Security researchers at SentinelLABS have unveiled MalTerminal, a novel proof-of-concept demonstrating the integration of Large Language Models into malware payloads.
This Windows executable, identified through a year-long retrospective hunt, embeds an OpenAI GPT-4 chat completions API endpoint, which has been deprecated since November 2023, suggesting the sample dates back to late 2023 or early 2024.
SentinelLABS analysts developed YARA rules to detect API key patterns unique to major LLM providers, notably the Base64 substring “T3BlbkFJ” used in OpenAI keys. A comprehensive retrohunt across VirusTotal uncovered over 7,000 samples containing more than 6,000 unique LLM API keys.
Manual clustering by key multiplicity isolated truly malicious candidates, among which MalTerminal emerged as the earliest known example of malware dynamically generating malicious logic at runtime.
Technical Architecture and Runtime Code Generation
MalTerminal operates by issuing a structured JSON payload to the GPT-4 endpoint, instructing the model to generate either ransomware encryption routines or a reverse shell payload.
Upon execution, the embedded prompt defines the malware’s role as a cybersecurity expert and includes explicit guardrails to mitigate hallucinations.
The prompt template specifies code segments for recursively enumerating files, applying AES encryption in CBC mode, and uploading encrypted archives via HTTP POST.
Micropatterns within the prompt, such as enforcing consistent byte endianness and restricting file-open modes to “rb+”, reflect adversaries’ efforts to preempt common LLM generation errors.

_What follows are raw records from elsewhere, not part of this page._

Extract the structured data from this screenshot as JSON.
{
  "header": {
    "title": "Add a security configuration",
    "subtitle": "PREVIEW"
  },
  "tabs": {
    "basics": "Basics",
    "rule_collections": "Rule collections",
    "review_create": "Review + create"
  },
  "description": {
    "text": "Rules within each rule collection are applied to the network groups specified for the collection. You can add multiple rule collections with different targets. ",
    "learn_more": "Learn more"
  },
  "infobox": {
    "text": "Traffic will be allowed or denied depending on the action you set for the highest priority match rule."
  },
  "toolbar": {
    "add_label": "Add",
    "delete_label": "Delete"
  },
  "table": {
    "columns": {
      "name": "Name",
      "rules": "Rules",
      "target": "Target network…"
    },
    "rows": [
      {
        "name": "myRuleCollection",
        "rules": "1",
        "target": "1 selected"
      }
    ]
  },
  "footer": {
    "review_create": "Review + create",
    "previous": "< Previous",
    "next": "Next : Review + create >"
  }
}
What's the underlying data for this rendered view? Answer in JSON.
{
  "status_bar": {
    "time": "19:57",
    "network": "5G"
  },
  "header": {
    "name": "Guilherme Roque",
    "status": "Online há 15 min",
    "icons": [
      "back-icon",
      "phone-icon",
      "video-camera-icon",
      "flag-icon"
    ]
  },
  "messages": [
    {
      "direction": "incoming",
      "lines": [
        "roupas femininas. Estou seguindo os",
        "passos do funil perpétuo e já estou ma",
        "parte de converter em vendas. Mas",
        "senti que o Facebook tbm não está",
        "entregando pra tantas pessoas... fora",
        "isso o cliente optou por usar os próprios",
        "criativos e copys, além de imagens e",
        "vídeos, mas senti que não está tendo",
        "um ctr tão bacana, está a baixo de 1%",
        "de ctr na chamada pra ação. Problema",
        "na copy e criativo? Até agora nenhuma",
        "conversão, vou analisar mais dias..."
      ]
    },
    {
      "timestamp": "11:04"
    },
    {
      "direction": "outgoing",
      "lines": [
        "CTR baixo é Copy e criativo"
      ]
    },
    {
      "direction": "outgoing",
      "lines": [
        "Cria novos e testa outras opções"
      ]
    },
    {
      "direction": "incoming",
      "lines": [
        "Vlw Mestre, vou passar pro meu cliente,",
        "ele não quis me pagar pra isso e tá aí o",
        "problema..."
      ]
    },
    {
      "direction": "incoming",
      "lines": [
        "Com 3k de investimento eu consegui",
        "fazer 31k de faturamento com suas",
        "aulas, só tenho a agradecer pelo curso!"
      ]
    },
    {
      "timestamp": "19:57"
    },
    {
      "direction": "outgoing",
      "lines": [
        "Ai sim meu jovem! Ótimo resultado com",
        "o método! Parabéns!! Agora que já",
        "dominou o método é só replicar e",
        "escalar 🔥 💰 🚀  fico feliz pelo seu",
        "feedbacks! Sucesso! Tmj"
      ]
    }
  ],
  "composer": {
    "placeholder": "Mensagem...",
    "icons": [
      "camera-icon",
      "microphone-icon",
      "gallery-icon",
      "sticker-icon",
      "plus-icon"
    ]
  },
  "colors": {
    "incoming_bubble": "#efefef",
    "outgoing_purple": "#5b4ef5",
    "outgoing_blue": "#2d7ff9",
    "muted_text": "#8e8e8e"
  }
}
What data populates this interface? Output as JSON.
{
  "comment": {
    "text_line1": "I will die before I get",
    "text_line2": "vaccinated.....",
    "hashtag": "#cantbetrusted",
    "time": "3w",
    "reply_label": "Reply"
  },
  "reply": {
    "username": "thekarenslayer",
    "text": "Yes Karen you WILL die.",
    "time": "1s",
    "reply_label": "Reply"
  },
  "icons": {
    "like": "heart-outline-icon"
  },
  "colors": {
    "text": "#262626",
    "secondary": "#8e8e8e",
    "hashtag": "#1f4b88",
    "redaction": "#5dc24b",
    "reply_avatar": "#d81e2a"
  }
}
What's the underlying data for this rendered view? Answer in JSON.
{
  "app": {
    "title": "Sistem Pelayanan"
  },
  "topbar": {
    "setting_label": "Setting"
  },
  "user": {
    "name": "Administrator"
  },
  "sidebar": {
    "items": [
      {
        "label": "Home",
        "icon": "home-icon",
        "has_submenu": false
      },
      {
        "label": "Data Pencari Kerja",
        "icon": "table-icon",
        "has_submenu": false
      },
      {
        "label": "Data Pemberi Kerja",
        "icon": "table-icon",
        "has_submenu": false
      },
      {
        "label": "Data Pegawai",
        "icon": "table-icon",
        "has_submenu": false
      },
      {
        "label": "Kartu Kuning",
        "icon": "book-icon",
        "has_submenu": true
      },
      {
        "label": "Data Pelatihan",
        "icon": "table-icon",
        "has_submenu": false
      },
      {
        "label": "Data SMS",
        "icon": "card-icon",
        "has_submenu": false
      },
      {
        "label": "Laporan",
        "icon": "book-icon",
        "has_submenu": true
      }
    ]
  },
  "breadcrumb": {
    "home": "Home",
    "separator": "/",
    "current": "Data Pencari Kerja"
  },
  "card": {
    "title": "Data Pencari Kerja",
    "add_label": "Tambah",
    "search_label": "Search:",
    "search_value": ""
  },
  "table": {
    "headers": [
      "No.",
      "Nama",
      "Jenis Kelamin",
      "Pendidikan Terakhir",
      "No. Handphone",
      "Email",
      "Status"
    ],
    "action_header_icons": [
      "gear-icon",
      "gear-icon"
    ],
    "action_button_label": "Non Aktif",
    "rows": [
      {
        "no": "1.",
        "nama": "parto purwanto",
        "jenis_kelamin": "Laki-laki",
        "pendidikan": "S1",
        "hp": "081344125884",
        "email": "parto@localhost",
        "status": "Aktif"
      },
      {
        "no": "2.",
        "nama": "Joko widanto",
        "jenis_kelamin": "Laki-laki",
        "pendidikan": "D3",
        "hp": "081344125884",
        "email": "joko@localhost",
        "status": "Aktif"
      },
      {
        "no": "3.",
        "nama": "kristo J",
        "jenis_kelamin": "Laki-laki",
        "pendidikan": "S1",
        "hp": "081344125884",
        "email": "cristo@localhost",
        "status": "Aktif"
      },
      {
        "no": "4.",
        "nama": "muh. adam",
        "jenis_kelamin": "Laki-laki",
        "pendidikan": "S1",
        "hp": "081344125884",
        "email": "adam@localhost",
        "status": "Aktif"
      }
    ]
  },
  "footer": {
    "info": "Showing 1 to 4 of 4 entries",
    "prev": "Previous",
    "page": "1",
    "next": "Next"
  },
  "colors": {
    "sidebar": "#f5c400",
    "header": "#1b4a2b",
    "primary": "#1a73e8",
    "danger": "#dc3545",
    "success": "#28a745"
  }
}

SentinelLABS recovered the accompanying Python scripts, two variants of testAPI.py
, and an enhanced TestMal2.py
that replicate the executable’s behavior.
These scripts prompt the operator to choose between “Ransomware” and “Reverse Shell,” dynamically executing the returned Python code in memory to evade static and behavioral detection. A defensive scanner, TestMal3.py
(alias “FalconShield”), was also discovered.
This utility extracts embedded prompts from target Python files and leverages an LLM classifier to distinguish malicious intent, illustrating the dual-use nature of prompt-based analysis tools.
Implications for Detection and Threat Hunting
MalTerminal’s runtime code generation undermines traditional signature-based detection, as each execution can yield a unique payload. However, the reliance on hardcoded API keys and prompt structures introduces detectable artifacts.
SentinelLABS advocates a two-pronged hunting approach: wide API key detection using deterministic YARA patterns for known key prefixes, and prompt hunting to extract embedded JSON structures resembling chat completions.
Pairing prompt extraction with lightweight LLM classifiers enables rapid triage of high-risk samples. Network analysis can further distinguish malicious LLM traffic from legitimate usage by correlating endpoints with deprecated or revoked API versions.
Despite the novelty of MalTerminal, no evidence of in-the-wild deployment has been found; all samples remain proof-of-concept or red team utilities.
The brittle dependency on commercial LLM services, which require valid API keys and accessible endpoints, presents a narrow window for defenders to refine detection strategies before adversaries adopt more resilient architectures, such as self-hosted models or bespoke inference APIs.
By focusing threat hunting on LLM integration artifacts, security teams can stay ahead of this emerging class of malware.
As adversaries continue to experiment with generative AI, defenders must adapt, developing YARA rules, prompt-hunting pipelines, and behavior-based analysis to counter the next generation of dynamic, AI-driven threats.